Blocking TGFβ via Inhibition of the αvβ6 Integrin: A Possible Therapy for Systemic Sclerosis Interstitial Lung Disease PDF Print E-mail
Monday, 23 January 2012 22:59
Tamiko R. Katsumoto, Shelia M. Violette, and Dean Sheppard
Received 27 May 2011; Accepted 15 August 2011

Interstitial lung disease (ILD) is a commonly encountered complication of systemic sclerosis (SSc) and accounts for a significant proportion of SSc-associated morbidity and mortality. Its pathogenesis remains poorly understood, and therapies that treat SSc ILD are suboptimal, at best. SSc ILD pathogenesis may share some common mechanisms with other fibrotic lung diseases, in which dysregulation of lung epithelium can contribute to pathologic fibrosis via recruitment or in situ generation and activation of fibroblasts. TGFβ, a master regulator of fibrosis, is tightly regulated in the lung by the integrin αvβ6, which is expressed at low levels on healthy alveolar epithelial cells but is highly induced in the setting of lung injury or fibrosis. Here we discuss the biology of αvβ6 and present this integrin as a potentially attractive target for inhibition in the setting of SSc ILD.

Systemic sclerosis (SSc), also known as scleroderma, is a connective tissue disease of unknown etiology that is characterized by fibroproliferative changes in multiple organs, as well as microvascular and immunologic dysregulation. One of the most morbid conditions associated with SSc is interstitial lung disease (ILD), which occurs in 25–90% of SSc patients, depending on the detection methods used and the demographics of the population being studied. The pathologic mechanisms responsible for the initiation and maintenance of SSc ILD remain poorly characterized. Approximately 42% of patients with SSc ILD will die of disease progression within 10 years of diagnosis, and currently no curative therapies exist to combat this morbid complication.

Much of the research literature on SSc-associated fibrosis has focused on the roles of fibroblasts and myofibroblasts, the effector cells that are ultimately involved in the production of collagen and other extracellular matrix (ECM) proteins. However, the development of fibrosis in SSc is indeed a complex process involving crosstalk amongst multiple cell types, including epithelial, endothelial, immune, and mesenchymal cell types.

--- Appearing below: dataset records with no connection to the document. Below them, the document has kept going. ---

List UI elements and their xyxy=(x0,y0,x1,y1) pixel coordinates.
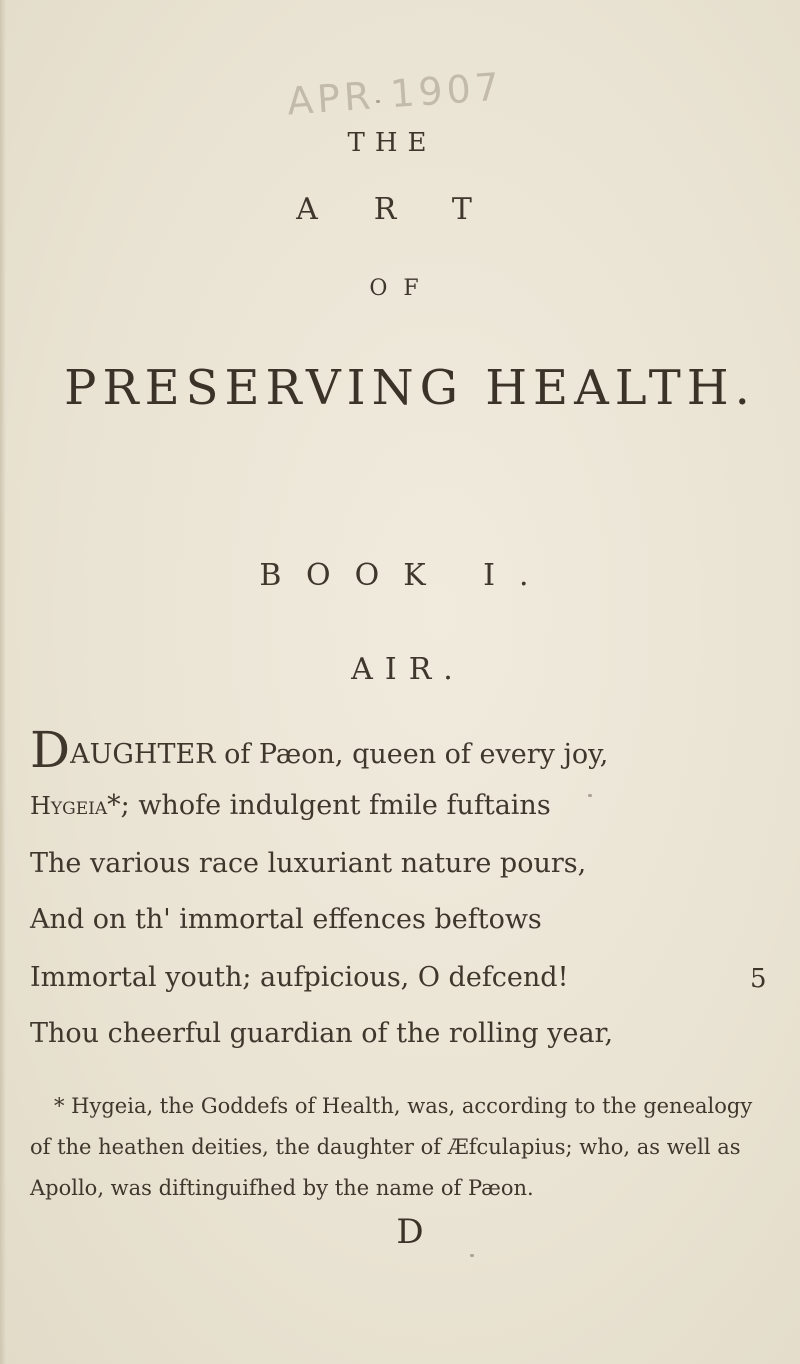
ink-speck xyxy=(470,1254,474,1257)
title-word-art: ART xyxy=(296,192,528,227)
drop-cap: D xyxy=(30,721,71,779)
verse-line-4: And on th' immortal effences beftows xyxy=(30,904,542,935)
verse-line-3: The various race luxuriant nature pours, xyxy=(30,848,587,879)
section-heading: AIR. xyxy=(351,652,465,687)
page-edge-shadow xyxy=(0,0,6,1364)
footnote: * Hygeia, the Goddefs of Health, was, according to the genealogy of the heathen deities, the daughter of Æfculapius; who, as well as Apollo, was diftinguifhed by the name of Pæon. xyxy=(30,1094,753,1200)
title-word-of: OF xyxy=(369,276,435,301)
hygeia-name: Hygeia xyxy=(30,792,108,820)
line-number: 5 xyxy=(750,964,767,994)
ink-speck xyxy=(588,794,592,797)
verse-line-1-text: AUGHTER of Pæon, queen of every joy, xyxy=(70,739,609,770)
signature-mark: D xyxy=(396,1212,424,1252)
book-heading: BOOK I. xyxy=(259,558,553,593)
verse-line-1 xyxy=(30,721,650,779)
verse-line-2-text: *; whofe indulgent fmile fuftains xyxy=(107,790,551,821)
page-title: PRESERVING HEALTH. xyxy=(64,360,756,416)
title-word-the: THE xyxy=(347,128,437,158)
ink-speck xyxy=(376,100,380,103)
verse-line-6: Thou cheerful guardian of the rolling year, xyxy=(30,1018,614,1049)
verse-line-5: Immortal youth; aufpicious, O defcend! xyxy=(30,962,569,993)
library-stamp: APR 1907 xyxy=(285,64,505,124)
verse-line-2 xyxy=(30,790,650,821)
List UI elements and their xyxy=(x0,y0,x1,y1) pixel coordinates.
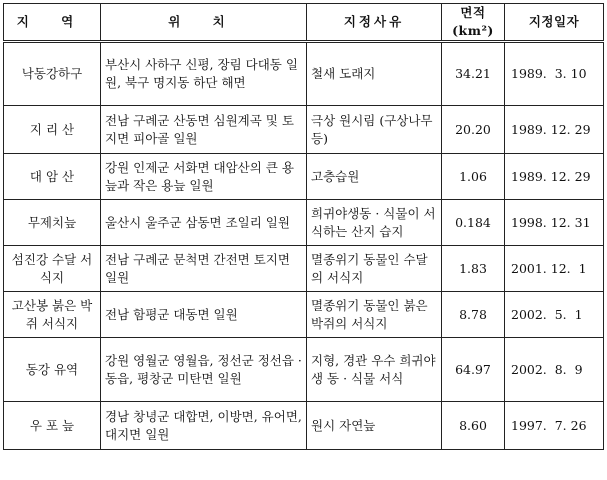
region-cell: 무제치늪 xyxy=(4,200,101,246)
reason-cell: 멸종위기 동물인 붉은박쥐의 서식지 xyxy=(307,292,442,338)
region-cell: 동강 유역 xyxy=(4,338,101,402)
area-cell: 20.20 xyxy=(442,106,505,154)
date-cell: 2001. 12. 1 xyxy=(505,246,604,292)
table-row xyxy=(4,402,604,450)
region-cell: 지 리 산 xyxy=(4,106,101,154)
header-region: 지 역 xyxy=(4,4,101,42)
table-row xyxy=(4,106,604,154)
location-cell: 부산시 사하구 신평, 장림 다대동 일원, 북구 명지동 하단 해면 xyxy=(101,42,307,106)
date-cell: 1998. 12. 31 xyxy=(505,200,604,246)
location-cell: 울산시 울주군 삼동면 조일리 일원 xyxy=(101,200,307,246)
location-cell: 전남 함평군 대동면 일원 xyxy=(101,292,307,338)
date-cell: 1989. 12. 29 xyxy=(505,106,604,154)
reason-cell: 철새 도래지 xyxy=(307,42,442,106)
area-cell: 34.21 xyxy=(442,42,505,106)
region-cell: 섬진강 수달 서식지 xyxy=(4,246,101,292)
region-cell: 낙동강하구 xyxy=(4,42,101,106)
header-date: 지정일자 xyxy=(505,4,604,42)
reason-cell: 지형, 경관 우수 희귀야생 동 · 식물 서식 xyxy=(307,338,442,402)
location-cell: 경남 창녕군 대합면, 이방면, 유어면, 대지면 일원 xyxy=(101,402,307,450)
area-cell: 8.60 xyxy=(442,402,505,450)
reason-cell: 고층습원 xyxy=(307,154,442,200)
location-cell: 강원 영월군 영월읍, 정선군 정선읍 · 동읍, 평창군 미탄면 일원 xyxy=(101,338,307,402)
table-row xyxy=(4,42,604,106)
header-reason: 지정사유 xyxy=(307,4,442,42)
table-row xyxy=(4,338,604,402)
reason-cell: 멸종위기 동물인 수달의 서식지 xyxy=(307,246,442,292)
table-row xyxy=(4,200,604,246)
area-cell: 8.78 xyxy=(442,292,505,338)
protected-area-table xyxy=(3,3,604,450)
table-row xyxy=(4,246,604,292)
area-cell: 64.97 xyxy=(442,338,505,402)
date-cell: 1997. 7. 26 xyxy=(505,402,604,450)
table-row xyxy=(4,154,604,200)
location-cell: 강원 인제군 서화면 대암산의 큰 용늪과 작은 용늪 일원 xyxy=(101,154,307,200)
date-cell: 2002. 5. 1 xyxy=(505,292,604,338)
location-cell: 전남 구례군 문척면 간전면 토지면 일원 xyxy=(101,246,307,292)
region-cell: 고산봉 붉은 박쥐 서식지 xyxy=(4,292,101,338)
reason-cell: 극상 원시림 (구상나무등) xyxy=(307,106,442,154)
header-location: 위 치 xyxy=(101,4,307,42)
location-cell: 전남 구례군 산동면 심원계곡 및 토지면 피아골 일원 xyxy=(101,106,307,154)
reason-cell: 원시 자연늪 xyxy=(307,402,442,450)
header-area: 면적(km²) xyxy=(442,4,505,42)
table-header-row xyxy=(4,4,604,42)
region-cell: 우 포 늪 xyxy=(4,402,101,450)
area-cell: 0.184 xyxy=(442,200,505,246)
area-cell: 1.06 xyxy=(442,154,505,200)
area-cell: 1.83 xyxy=(442,246,505,292)
reason-cell: 희귀야생동 · 식물이 서식하는 산지 습지 xyxy=(307,200,442,246)
table-row xyxy=(4,292,604,338)
date-cell: 2002. 8. 9 xyxy=(505,338,604,402)
date-cell: 1989. 3. 10 xyxy=(505,42,604,106)
table-body xyxy=(4,42,604,450)
region-cell: 대 암 산 xyxy=(4,154,101,200)
date-cell: 1989. 12. 29 xyxy=(505,154,604,200)
table-container xyxy=(3,3,603,450)
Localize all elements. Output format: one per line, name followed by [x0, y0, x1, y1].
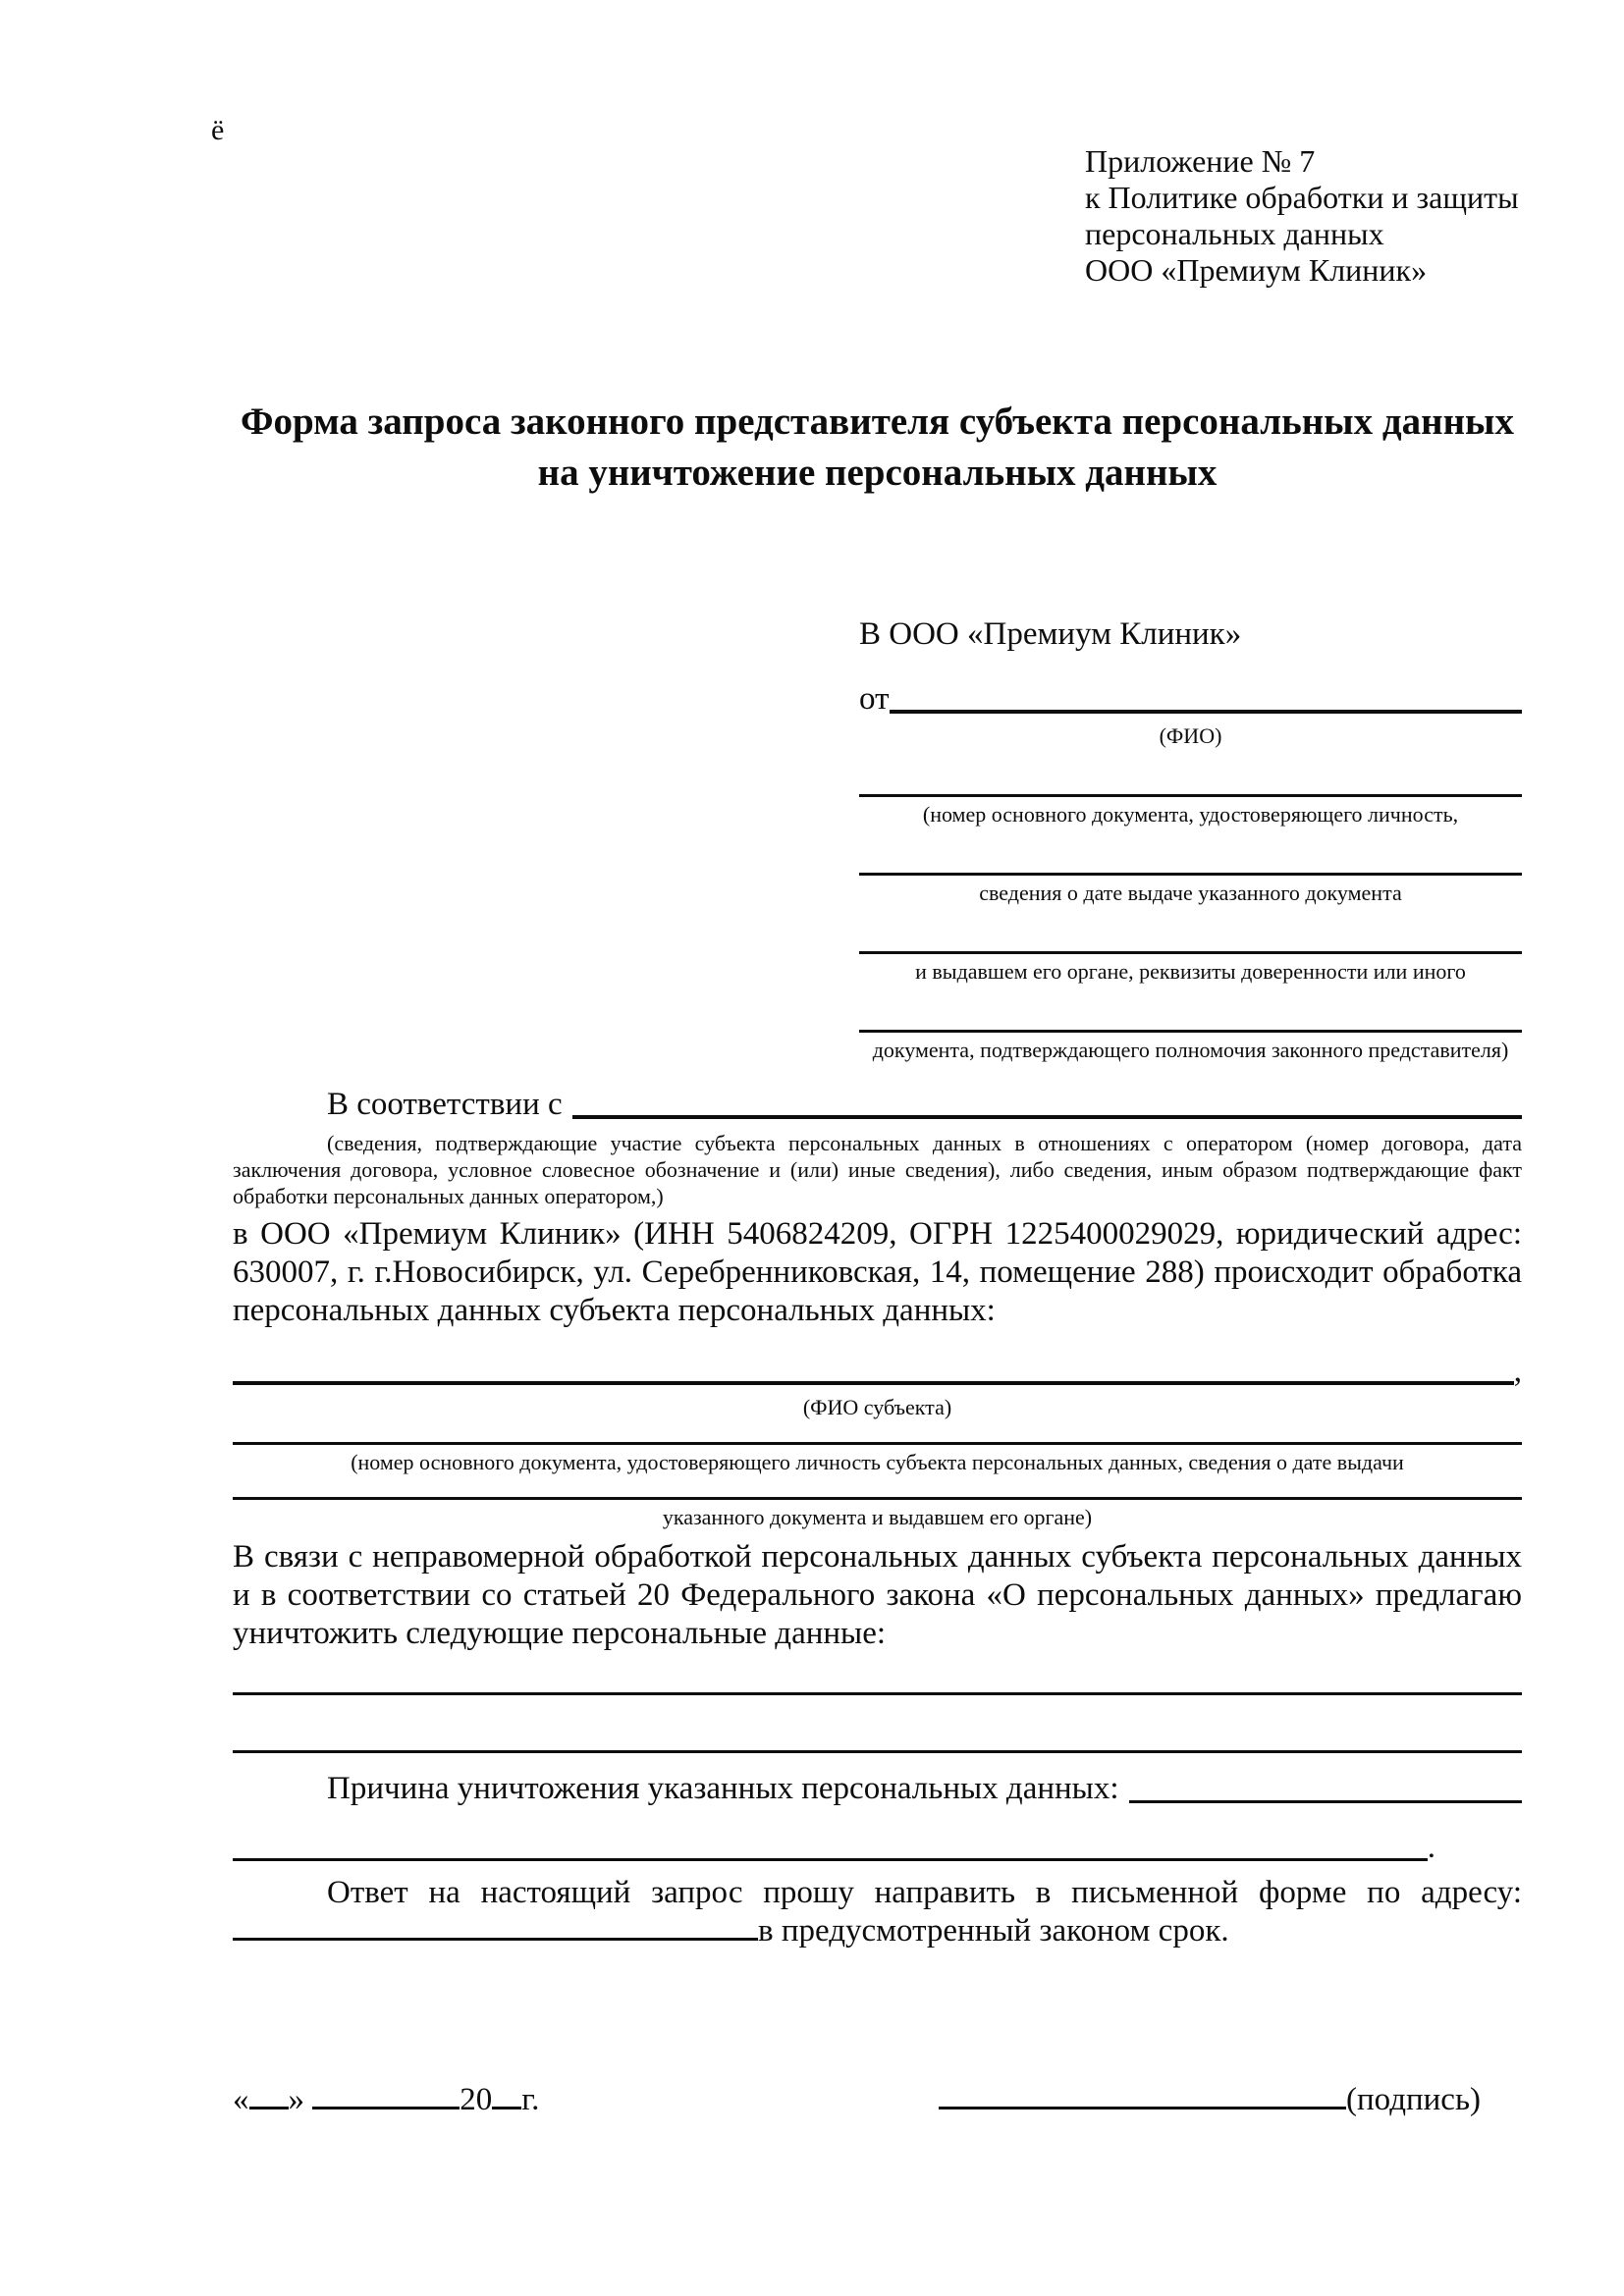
- doc-number-caption: (номер основного документа, удостоверяющего личность,: [922, 802, 1459, 827]
- response-paragraph: [233, 1874, 1522, 1950]
- date-year-blank: [492, 2107, 521, 2109]
- subject-doc-blank-line-1: [233, 1442, 1522, 1445]
- appendix-header-line: к Политике обработки и защиты: [1085, 180, 1519, 215]
- appendix-header-line: персональных данных: [1085, 216, 1384, 251]
- response-tail: в предусмотренный законом срок.: [758, 1913, 1229, 1949]
- fio-caption: (ФИО): [1159, 723, 1222, 748]
- subject-fio-blank-line: [233, 1381, 1514, 1385]
- reason-line-period: .: [1427, 1830, 1435, 1865]
- from-label: от: [859, 681, 890, 717]
- reason-continuation-row: [233, 1830, 1435, 1866]
- date-year-prefix: 20: [460, 2082, 493, 2117]
- accordance-blank-line: [572, 1115, 1522, 1119]
- date-quote-open: «: [233, 2082, 249, 2117]
- subject-doc-blank-line-2: [233, 1497, 1522, 1500]
- document-content: [233, 0, 1522, 2119]
- reason-row: [233, 1769, 1522, 1808]
- issue-date-blank-line: [859, 873, 1522, 876]
- data-blank-line-2: [233, 1750, 1522, 1753]
- authority-doc-blank-line: [859, 1030, 1522, 1033]
- operator-paragraph: в ООО «Премиум Клиник» (ИНН 5406824209, ОГРН 1225400029029, юридический адрес: 630007, г. г.Новосибирск, ул. Серебренниковская, 14, помещение 288) происходит обработка персональных данных субъекта персональных данных:: [233, 1216, 1522, 1328]
- reason-blank-line: [1129, 1800, 1522, 1803]
- date-year-suffix: г.: [521, 2082, 540, 2117]
- accordance-row: [233, 1085, 1522, 1124]
- accordance-note: (сведения, подтверждающие участие субъекта персональных данных в отношениях с оператором (номер договора, дата заключения договора, условное словесное обозначение и (или) иные сведения), либо сведения, иным образом подтверждающие факт обработки персональных данных оператором,): [233, 1131, 1522, 1208]
- date-day-blank: [249, 2107, 289, 2109]
- data-blank-line-1: [233, 1692, 1522, 1695]
- signature-field: [939, 2080, 1481, 2119]
- stray-character: ё: [211, 114, 225, 146]
- document-title-line2: на уничтожение персональных данных: [537, 452, 1218, 494]
- subject-fio-row: [233, 1354, 1522, 1390]
- signature-row: [233, 2080, 1522, 2119]
- issuing-authority-blank-line: [859, 951, 1522, 954]
- signature-caption: (подпись): [1346, 2082, 1481, 2117]
- subject-doc-caption-2: указанного документа и выдавшем его органе): [662, 1505, 1093, 1529]
- document-title-line1: Форма запроса законного представителя субъекта персональных данных: [240, 400, 1515, 443]
- accordance-lead: В соответствии с: [327, 1087, 563, 1122]
- document-title: [233, 397, 1522, 499]
- subject-fio-caption: (ФИО субъекта): [802, 1395, 952, 1419]
- from-blank-line: [890, 710, 1523, 714]
- signature-blank-line: [939, 2107, 1346, 2109]
- destroy-paragraph: В связи с неправомерной обработкой персональных данных субъекта персональных данных и в соответствии со статьей 20 Федерального закона «О персональных данных» предлагаю уничтожить следующие персональные данные:: [233, 1539, 1522, 1651]
- addressee-to: В ООО «Премиум Клиник»: [859, 616, 1242, 652]
- issuing-authority-caption: и выдавшем его органе, реквизиты доверенности или иного: [915, 959, 1466, 984]
- address-blank-line: [233, 1938, 758, 1941]
- date-quote-close: »: [288, 2082, 304, 2117]
- date-month-blank: [312, 2107, 460, 2109]
- addressee-block: [859, 614, 1522, 1063]
- reason-lead: Причина уничтожения указанных персональных данных:: [327, 1771, 1119, 1806]
- date-field: [233, 2080, 539, 2119]
- appendix-header-line: Приложение № 7: [1085, 143, 1316, 179]
- subject-doc-caption-1: (номер основного документа, удостоверяющего личность субъекта персональных данных, сведения о дате выдачи: [351, 1450, 1404, 1474]
- from-row: [859, 679, 1522, 719]
- issue-date-caption: сведения о дате выдаче указанного документа: [979, 881, 1402, 905]
- subject-fio-comma: ,: [1513, 1354, 1522, 1389]
- doc-number-blank-line: [859, 794, 1522, 797]
- response-lead: Ответ на настоящий запрос прошу направить в письменной форме по адресу:: [327, 1875, 1522, 1910]
- reason-continuation-blank-line: [233, 1858, 1428, 1861]
- appendix-header-line: ООО «Премиум Клиник»: [1085, 252, 1428, 288]
- authority-doc-caption: документа, подтверждающего полномочия законного представителя): [872, 1038, 1509, 1062]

In idiopathic pulmonary fibrosis (IPF), a progressive fibrosing lung disease that has a median survival of between two and three years, the principle defect is thought to be recurrent epithelial injury with resultant epithelial cell senescence and/or apoptosis. Epithelial injury can lead to the recruitment and activation of fibroblasts, which can be derived from resident fibroblasts, circulating fibrocytes, or the differentiation of epithelial cells, endothelial cells, or pericytes into fibroblasts.

The best characterized of these changes in cell differentiation involves epithelial cells and has been termed epithelial-to-mesenchymal transition (EMT). Alveolar type II epithelial cell (AT2) injury has long been observed in lung biopsies from patients with ILD, and recent animal data suggests a causal relationship between AT2 injury and fibrosis. Sisson et al. recently demonstrated that targeted deletion of AT2 cells, using diphtheria toxin driven by a specific lung epithelial cell promoter leads directly to lung fibrosis. The most convincing evidence for the contribution of EMT to lung fibrosis came from studies by Kim et al., who used genetic fate-mapping methods to demonstrate the capacity of alveolar epithelial cells to undergo EMT in an established mouse model of lung fibrosis. Based on these data and others, injured alveolar epithelial cells are viewed as potential drivers of pathologic pulmonary fibrosis.